Royal Bank of Scotland grew into one of the world’s biggest banking groups through aggressive acquisitions, but overstretched itself when it tried to buy Dutch banking giant ABN Amro in 2007. The British government pumped 45 billion pounds (US$73 billion) into RBS to keep it afloat in 2008, leaving it 82 per cent state-owned. As of November 2012, the taxpayer faced a loss of 19 billion pounds on the investment.
Britain's Serious Fraud Office mulling RBS probe, report says
Britain’s Serious Fraud Office is considering the possibility of launching a criminal investigation into allegations that Royal Bank of Scotland mistreated struggling small businesses, the Financial Times reported on Tuesday, citing five people familiar with the matter.

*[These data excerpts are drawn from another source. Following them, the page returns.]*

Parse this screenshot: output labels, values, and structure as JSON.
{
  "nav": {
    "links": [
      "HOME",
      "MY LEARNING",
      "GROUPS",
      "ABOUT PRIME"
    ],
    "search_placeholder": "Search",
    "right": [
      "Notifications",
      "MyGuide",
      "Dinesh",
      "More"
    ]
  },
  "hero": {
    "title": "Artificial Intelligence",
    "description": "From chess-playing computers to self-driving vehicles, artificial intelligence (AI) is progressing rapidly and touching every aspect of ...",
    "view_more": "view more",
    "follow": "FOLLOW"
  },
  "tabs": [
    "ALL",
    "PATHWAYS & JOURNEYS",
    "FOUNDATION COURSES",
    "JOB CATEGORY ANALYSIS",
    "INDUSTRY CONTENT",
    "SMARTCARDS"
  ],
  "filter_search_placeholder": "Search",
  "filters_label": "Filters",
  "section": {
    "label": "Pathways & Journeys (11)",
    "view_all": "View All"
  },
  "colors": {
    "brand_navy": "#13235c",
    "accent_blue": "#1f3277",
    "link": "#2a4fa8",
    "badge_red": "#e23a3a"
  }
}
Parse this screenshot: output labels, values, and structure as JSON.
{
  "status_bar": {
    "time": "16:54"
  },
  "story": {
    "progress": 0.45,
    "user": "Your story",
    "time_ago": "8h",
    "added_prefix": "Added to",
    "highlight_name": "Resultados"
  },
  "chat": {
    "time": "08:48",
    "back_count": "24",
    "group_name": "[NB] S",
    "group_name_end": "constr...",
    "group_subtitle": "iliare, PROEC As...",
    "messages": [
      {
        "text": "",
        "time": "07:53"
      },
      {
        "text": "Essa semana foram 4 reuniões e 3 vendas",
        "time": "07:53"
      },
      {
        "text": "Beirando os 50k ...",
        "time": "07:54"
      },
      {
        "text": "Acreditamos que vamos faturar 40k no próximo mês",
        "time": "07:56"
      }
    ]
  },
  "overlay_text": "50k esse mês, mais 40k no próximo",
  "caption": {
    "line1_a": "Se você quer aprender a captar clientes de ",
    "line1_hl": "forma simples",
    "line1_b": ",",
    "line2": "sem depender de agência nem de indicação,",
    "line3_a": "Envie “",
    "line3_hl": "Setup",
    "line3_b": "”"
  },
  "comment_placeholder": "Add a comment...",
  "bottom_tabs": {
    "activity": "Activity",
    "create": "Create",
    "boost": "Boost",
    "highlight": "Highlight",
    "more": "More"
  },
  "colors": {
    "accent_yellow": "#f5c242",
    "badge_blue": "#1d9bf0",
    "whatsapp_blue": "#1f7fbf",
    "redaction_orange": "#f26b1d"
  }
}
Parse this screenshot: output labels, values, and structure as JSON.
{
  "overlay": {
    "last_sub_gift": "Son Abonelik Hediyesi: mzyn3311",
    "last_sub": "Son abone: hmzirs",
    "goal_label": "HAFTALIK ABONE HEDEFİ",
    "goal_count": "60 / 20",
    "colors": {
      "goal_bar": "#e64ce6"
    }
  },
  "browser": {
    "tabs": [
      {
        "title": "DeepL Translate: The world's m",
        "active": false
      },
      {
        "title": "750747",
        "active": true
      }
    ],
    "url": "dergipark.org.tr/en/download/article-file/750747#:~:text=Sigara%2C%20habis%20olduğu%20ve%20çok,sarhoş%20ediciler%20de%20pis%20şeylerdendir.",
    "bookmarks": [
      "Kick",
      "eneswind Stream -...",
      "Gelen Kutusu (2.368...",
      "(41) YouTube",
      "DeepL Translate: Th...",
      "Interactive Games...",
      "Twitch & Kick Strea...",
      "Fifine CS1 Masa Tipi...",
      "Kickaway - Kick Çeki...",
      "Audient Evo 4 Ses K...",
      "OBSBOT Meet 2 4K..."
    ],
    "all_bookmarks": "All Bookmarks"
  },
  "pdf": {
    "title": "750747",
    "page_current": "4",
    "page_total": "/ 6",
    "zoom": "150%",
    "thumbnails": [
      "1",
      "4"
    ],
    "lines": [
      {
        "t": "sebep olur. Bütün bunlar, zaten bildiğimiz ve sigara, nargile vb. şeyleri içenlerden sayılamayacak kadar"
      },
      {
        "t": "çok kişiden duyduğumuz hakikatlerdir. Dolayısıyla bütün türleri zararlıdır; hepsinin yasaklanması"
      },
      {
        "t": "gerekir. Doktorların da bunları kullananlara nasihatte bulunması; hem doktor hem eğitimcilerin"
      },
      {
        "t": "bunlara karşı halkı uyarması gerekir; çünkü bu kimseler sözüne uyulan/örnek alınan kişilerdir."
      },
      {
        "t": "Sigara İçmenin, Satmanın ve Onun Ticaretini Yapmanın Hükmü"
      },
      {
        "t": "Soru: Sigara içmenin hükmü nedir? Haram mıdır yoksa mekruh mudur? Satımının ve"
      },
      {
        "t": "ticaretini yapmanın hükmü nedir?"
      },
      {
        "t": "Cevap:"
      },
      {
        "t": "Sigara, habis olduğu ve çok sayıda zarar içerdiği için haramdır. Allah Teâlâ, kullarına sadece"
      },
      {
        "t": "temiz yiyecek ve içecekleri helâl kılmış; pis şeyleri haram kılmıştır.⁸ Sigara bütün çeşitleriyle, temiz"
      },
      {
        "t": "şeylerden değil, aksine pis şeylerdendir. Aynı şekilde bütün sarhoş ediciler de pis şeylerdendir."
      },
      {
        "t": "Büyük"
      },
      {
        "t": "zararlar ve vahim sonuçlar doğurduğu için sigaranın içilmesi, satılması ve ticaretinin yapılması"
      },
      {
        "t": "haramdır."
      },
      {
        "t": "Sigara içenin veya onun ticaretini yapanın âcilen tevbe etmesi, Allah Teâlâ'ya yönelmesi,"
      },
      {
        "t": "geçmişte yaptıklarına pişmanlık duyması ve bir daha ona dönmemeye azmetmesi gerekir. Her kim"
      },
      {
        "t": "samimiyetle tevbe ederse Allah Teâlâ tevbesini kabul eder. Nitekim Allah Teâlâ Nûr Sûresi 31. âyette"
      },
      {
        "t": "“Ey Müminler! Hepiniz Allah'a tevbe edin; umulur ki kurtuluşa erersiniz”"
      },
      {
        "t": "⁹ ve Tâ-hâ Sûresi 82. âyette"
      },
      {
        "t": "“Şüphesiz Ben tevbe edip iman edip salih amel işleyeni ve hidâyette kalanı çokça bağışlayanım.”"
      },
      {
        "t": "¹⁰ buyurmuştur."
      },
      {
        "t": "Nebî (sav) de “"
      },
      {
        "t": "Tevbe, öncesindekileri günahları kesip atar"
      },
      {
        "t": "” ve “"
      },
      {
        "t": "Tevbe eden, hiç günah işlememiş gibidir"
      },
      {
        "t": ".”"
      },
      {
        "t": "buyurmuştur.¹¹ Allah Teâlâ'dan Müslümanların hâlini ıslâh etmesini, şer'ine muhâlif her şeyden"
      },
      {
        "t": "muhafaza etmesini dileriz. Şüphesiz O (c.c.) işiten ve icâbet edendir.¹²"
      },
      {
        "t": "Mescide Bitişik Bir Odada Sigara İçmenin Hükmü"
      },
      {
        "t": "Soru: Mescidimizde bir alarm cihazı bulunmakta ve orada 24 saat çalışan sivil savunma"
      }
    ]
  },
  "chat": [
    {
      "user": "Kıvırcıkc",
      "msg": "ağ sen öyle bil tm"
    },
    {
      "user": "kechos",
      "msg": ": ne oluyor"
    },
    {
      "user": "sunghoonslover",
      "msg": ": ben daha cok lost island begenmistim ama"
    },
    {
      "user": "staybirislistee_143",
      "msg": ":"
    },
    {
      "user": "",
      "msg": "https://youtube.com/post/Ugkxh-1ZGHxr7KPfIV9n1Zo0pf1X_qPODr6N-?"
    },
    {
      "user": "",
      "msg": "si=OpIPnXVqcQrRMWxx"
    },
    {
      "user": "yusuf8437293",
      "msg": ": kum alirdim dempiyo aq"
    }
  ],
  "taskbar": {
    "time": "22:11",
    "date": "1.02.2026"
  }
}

RBS has been accused by government adviser Lawrence Tomlinson of pushing struggling small firms into its “turnaround” unit, so it could charge higher fees and interest and take control of their assets.
“The only thing we’re saying is that we’re aware of the issue and we are monitoring developments,” a spokeswoman for the Serious Fraud Office said.
The newspaper said the SFO has conducted interviews with former executives of British businesses affected by RBS’s Global Restructuring Group. The business manages the bank’s riskier loans.
A spokeswoman for RBS declined to comment.
RBS appointed law firm Clifford Chance on Monday to conduct an inquiry into the allegations. Business Secretary Vince Cable has demanded an urgent response from the bank and Britain’s financial regulator.